En l’espèce, sans que cela soit contraire à l’équité, au vu des circonstances, il convient de condamner la S.A.S L’Amphi 2.3 à payer 1 500 euros au titre de l’article 700 du code de procédure civile.
Sur l’exécution provisoire
En vertu de l’article 514 du code de procédure civile, les décisions de première instance sont exécutoires de droit à titre provisoire à moins que la loi ou la décision rendue n’en dispose autrement.

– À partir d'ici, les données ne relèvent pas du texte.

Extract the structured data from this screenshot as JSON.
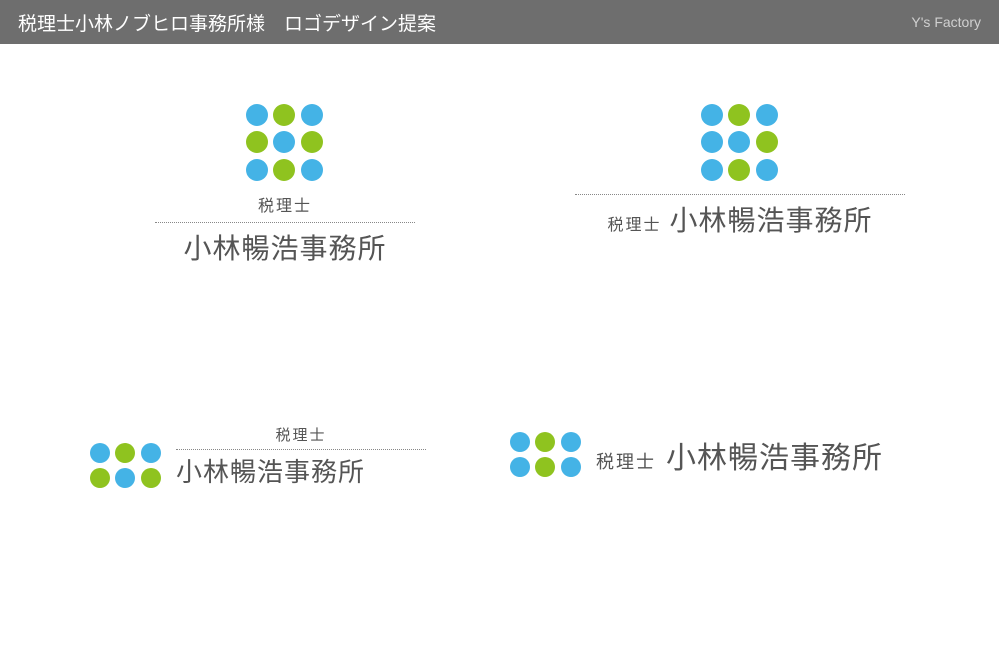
{
  "colors": {
    "header_bg": "#6e6e6e",
    "header_text": "#ffffff",
    "credit_text": "#d0d0d0",
    "dot_blue": "#44b3e6",
    "dot_green": "#8fc31f",
    "text_dark": "#555555",
    "dotted": "#888888"
  },
  "header": {
    "title": "税理士小林ノブヒロ事務所様　ロゴデザイン提案",
    "credit": "Y's Factory"
  },
  "logo_text": {
    "prefix": "税理士",
    "name": "小林暢浩事務所"
  },
  "dot_patterns": {
    "grid3x3_a": [
      "blue",
      "green",
      "blue",
      "green",
      "blue",
      "green",
      "blue",
      "green",
      "blue"
    ],
    "grid3x3_b": [
      "blue",
      "green",
      "blue",
      "blue",
      "blue",
      "green",
      "blue",
      "green",
      "blue"
    ],
    "grid2x3_a": [
      "blue",
      "green",
      "blue",
      "green",
      "blue",
      "green"
    ],
    "grid2x3_b": [
      "blue",
      "green",
      "blue",
      "blue",
      "green",
      "blue"
    ]
  }
}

Toutefois, l’article 514-1 du même code précise le juge ne peut écarter l’exécution provisoire de droit lorsqu’il statue en référé.
La présente ordonnance sera donc exécutoire par provision.
DECISION
Par ces motifs, le juge des référés, statuant après débat en audience publique, par ordonnance contradictoire prononcée par mise à disposition au greffe et rendue en premier ressort,
Condamne la S.A.S. L’Amphi 2.3 à payer à la S.C.I. Verdi une provision de 33770,94 euros (trente-trois mille sept cent soixante-dix euros et quatre-vingt-quatorze centimes) à valoir sur l’arriéré de loyers, charges, accessoires et indemnité d’occupation, selon décompte arrêté au 12 décembre 2024 ;
Condamne la S.A.S. L’Amphi 2.3 à payer à la S.C.I. Verdi une provision de 250 euros (deux cent cinquante euros) à titre de provision à valoir sur les frais partagés de constat d’huissier relatif à l’état des lieux de sortie ;
Dit que les sommes dues porteront intérêts au taux légal à compter de la présente ordonnance ;
Dit n’y avoir lieu à référé concernant les intérêts contractuels de retard ;
Dit n’y avoir lieu à référé sur les demandes visant M. [P] [Z] et Mme [O] [J] en qualité de caution de la S.A.S. L’Amphi 2.3 ;
Condamne la S.A.S. L’Amphi 2.3 aux dépens ;
Condamne la S.A.S. L’Amphi 2.3 à payer à S.C.I. Verdi 1 500 euros (mille cinq cents euros) au titre de l’article 700 du code de procédure civile ;
Déboute la S.A.S. L’Amphi 2.3, M. [P] [Z] et Mme [O] [J] de leur demande au titre de leurs frais irrépétibles ;
Rappelle que la présente ordonnance est exécutoire par provision ;
La présente ordonnance a été signée par le juge et le greffier.